Eventually the monster was captured and the lights came back on, revealing that no one in the theater had actually been harmed ... or consumed.
Though the ride didn’t inflict any physical damage, it did leave some psychological scars. Children often left the theater in tears. As The Missoulian reported in 1996, one 9-year-old was too scared to get an ExtraTERRORestrial T-shirt from the gift shop after the show. Karal Ann Marling, author of Designing Disney's Theme Parks, told the Ottawa Citizen, "This is the first time in a Disney park you're really, authentically scared.”
Stitch invades ExtraTERRORestrial
Throughout the late 1990s and early 2000s, ExtraTERRORestrial was Disney World’s most divisive attraction. Young kids and parents coming to Disney to see Cinderella and Goofy may have felt betrayed by the ride’s intensity, but older kids and teens, the group Eisner originally wanted to win over, loved it.
Despite the praise it received, ExtraTERRORestrial’s life at Disney World was cut short.

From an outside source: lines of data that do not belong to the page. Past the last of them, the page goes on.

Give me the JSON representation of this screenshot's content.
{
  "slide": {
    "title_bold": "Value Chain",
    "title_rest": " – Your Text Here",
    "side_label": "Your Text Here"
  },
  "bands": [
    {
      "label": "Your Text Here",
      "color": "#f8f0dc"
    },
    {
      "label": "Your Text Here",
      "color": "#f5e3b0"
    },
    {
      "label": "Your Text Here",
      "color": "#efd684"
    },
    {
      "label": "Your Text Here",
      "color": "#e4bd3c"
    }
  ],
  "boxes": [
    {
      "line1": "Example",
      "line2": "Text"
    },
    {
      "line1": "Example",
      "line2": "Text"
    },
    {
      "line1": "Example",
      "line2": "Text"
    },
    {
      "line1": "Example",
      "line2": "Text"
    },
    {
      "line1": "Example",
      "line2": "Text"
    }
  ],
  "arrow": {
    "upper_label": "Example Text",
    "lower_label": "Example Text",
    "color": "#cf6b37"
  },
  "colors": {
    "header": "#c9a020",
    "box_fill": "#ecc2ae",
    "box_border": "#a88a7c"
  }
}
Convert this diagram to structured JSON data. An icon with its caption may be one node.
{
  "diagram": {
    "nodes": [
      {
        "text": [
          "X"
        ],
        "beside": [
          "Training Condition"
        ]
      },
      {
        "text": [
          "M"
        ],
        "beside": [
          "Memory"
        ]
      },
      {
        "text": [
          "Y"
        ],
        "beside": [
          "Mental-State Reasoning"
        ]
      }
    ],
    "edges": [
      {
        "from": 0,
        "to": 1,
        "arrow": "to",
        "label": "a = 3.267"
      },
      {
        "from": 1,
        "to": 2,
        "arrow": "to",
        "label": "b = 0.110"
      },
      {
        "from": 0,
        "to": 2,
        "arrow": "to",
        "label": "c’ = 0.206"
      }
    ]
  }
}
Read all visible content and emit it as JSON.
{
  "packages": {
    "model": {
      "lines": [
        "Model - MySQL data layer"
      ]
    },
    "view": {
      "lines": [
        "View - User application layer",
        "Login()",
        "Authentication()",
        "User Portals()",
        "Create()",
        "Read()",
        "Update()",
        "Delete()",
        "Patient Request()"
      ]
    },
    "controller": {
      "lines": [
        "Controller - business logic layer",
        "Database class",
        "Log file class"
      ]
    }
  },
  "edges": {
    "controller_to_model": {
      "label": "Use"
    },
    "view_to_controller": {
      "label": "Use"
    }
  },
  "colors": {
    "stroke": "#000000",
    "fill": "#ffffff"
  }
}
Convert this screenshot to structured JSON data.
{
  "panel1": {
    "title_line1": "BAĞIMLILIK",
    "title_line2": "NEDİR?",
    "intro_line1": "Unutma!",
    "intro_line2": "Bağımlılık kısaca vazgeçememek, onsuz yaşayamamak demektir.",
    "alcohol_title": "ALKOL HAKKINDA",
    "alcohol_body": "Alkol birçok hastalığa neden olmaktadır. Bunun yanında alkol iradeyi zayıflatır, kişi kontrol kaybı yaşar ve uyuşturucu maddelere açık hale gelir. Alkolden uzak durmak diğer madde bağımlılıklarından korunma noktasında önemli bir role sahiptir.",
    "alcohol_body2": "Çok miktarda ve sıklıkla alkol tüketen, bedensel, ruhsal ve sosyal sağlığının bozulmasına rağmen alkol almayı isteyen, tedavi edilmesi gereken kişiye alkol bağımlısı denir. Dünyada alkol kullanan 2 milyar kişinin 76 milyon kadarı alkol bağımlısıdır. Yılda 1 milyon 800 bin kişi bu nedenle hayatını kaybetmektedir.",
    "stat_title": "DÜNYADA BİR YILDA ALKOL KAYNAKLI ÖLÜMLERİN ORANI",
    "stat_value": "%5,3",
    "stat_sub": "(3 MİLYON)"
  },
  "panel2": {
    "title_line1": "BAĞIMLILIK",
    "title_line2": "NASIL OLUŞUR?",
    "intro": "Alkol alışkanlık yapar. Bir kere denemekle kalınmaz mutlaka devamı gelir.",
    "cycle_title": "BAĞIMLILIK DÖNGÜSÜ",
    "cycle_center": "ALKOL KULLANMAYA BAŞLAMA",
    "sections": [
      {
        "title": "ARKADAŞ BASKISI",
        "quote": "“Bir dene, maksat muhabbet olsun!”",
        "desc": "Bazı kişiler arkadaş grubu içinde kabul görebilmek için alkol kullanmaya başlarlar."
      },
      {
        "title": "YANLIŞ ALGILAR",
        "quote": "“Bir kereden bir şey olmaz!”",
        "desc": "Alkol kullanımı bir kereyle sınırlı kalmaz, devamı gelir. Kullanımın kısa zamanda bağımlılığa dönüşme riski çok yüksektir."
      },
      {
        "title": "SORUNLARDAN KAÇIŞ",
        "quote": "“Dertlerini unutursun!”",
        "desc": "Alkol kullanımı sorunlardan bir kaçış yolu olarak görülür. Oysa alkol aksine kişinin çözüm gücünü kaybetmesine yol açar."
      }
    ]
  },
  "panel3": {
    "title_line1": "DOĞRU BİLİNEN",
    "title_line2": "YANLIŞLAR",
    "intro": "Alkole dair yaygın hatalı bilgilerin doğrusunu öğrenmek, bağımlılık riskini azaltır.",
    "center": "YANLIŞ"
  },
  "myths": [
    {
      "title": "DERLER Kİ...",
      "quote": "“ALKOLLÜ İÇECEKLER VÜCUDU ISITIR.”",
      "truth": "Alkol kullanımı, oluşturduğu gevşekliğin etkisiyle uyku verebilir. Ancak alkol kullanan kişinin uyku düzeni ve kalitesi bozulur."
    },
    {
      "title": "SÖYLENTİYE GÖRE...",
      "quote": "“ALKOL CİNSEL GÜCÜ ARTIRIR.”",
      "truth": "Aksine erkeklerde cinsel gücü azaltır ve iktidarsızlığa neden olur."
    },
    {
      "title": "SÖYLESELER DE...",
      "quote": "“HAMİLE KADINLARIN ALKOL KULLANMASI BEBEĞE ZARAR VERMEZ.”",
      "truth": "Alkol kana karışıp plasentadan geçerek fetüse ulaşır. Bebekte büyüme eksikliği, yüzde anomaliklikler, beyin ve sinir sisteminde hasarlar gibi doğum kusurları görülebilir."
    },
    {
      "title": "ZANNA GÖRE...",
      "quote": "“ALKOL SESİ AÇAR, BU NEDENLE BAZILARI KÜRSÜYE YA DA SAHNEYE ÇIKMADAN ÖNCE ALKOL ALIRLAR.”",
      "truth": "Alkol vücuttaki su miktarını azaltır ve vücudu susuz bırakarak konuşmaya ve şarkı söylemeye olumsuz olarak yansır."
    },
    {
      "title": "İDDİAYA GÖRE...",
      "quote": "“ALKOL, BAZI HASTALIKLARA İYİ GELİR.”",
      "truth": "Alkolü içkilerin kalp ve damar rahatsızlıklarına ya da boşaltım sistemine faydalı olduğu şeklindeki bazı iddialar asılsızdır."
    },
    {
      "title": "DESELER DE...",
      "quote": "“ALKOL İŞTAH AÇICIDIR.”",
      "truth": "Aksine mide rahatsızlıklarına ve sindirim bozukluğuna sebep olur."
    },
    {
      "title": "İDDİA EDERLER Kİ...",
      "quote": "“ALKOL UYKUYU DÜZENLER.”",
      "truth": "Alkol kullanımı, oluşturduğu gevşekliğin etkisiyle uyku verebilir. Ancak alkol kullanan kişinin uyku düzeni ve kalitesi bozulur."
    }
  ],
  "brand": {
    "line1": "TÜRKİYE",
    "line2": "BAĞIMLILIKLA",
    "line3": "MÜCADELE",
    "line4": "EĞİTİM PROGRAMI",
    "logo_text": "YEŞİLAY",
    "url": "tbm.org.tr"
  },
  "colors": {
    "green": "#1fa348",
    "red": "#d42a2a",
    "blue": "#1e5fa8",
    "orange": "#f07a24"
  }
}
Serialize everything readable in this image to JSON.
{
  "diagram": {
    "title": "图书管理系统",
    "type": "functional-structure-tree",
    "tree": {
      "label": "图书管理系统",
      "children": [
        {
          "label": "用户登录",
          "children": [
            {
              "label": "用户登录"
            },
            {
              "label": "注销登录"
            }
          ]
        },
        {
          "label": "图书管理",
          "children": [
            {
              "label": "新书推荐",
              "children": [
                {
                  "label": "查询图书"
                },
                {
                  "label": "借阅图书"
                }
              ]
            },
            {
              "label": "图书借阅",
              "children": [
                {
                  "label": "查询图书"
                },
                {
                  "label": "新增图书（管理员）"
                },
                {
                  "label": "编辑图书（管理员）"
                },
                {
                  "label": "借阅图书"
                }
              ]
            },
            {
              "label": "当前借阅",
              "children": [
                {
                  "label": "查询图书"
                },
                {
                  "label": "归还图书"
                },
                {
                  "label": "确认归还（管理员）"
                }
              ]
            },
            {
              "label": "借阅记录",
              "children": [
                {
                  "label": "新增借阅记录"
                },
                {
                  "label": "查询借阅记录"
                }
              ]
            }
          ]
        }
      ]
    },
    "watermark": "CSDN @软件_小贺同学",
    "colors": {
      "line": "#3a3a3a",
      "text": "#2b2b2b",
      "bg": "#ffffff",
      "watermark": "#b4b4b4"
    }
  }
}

In 2003, Disney closed the ride with plans to open a new, much tamer theme park experience in its place: Stitch's Great Escape! recycled much of ExtraTERRORestrial’s setting, special effects, and concept—but instead of surviving an encounter with a bloodthirsty alien, riders instead faced the cute protagonist of Disney’s hit property, Lilo & Stitch.
Disney never explicitly stated why it shuttered ExtraTERRORestrial Alien Encounter, but it was clear they wanted Stitch’s Great Escape! to appeal to a wider audience. The Orlando Sentinel called the new ride, "a milder version of the Magic Kingdom's too-scary ExtraTERRORestrial Alien Encounter."
Designing it for everyone didn't make Stitch's Great Escape! very popular. The 4D effects that had felt thrilling on ExtraTERRORestrial now seemed obnoxious; instead of splattering you with "blood," Stitch let out a chili-dog scented burp in your face.
Attendance was so low that in the 2010s, the ride transitioned to seasonal operation. In 2018, the ride closed indefinitely, and while Disney denied reports that Stitch’s Great Escape! was gone for good, leaked images of a dismantled Stitch animatronic suggest the ride won’t be reopening.
Though ExtraTERRORestrial Alien Encounter has been closed for more 15 years, the demise of Stitch's Great Escape! is a loss for fans of the original attraction. The updated show had recycled many parts of the 1990s ride, including animatronics like Skippy the alien (he was never tortured in the Stitch version). Now nostalgic Disney lovers have to scour memorabilia on eBay for evidence that the horrifying Magic Kingdom ride ever existed.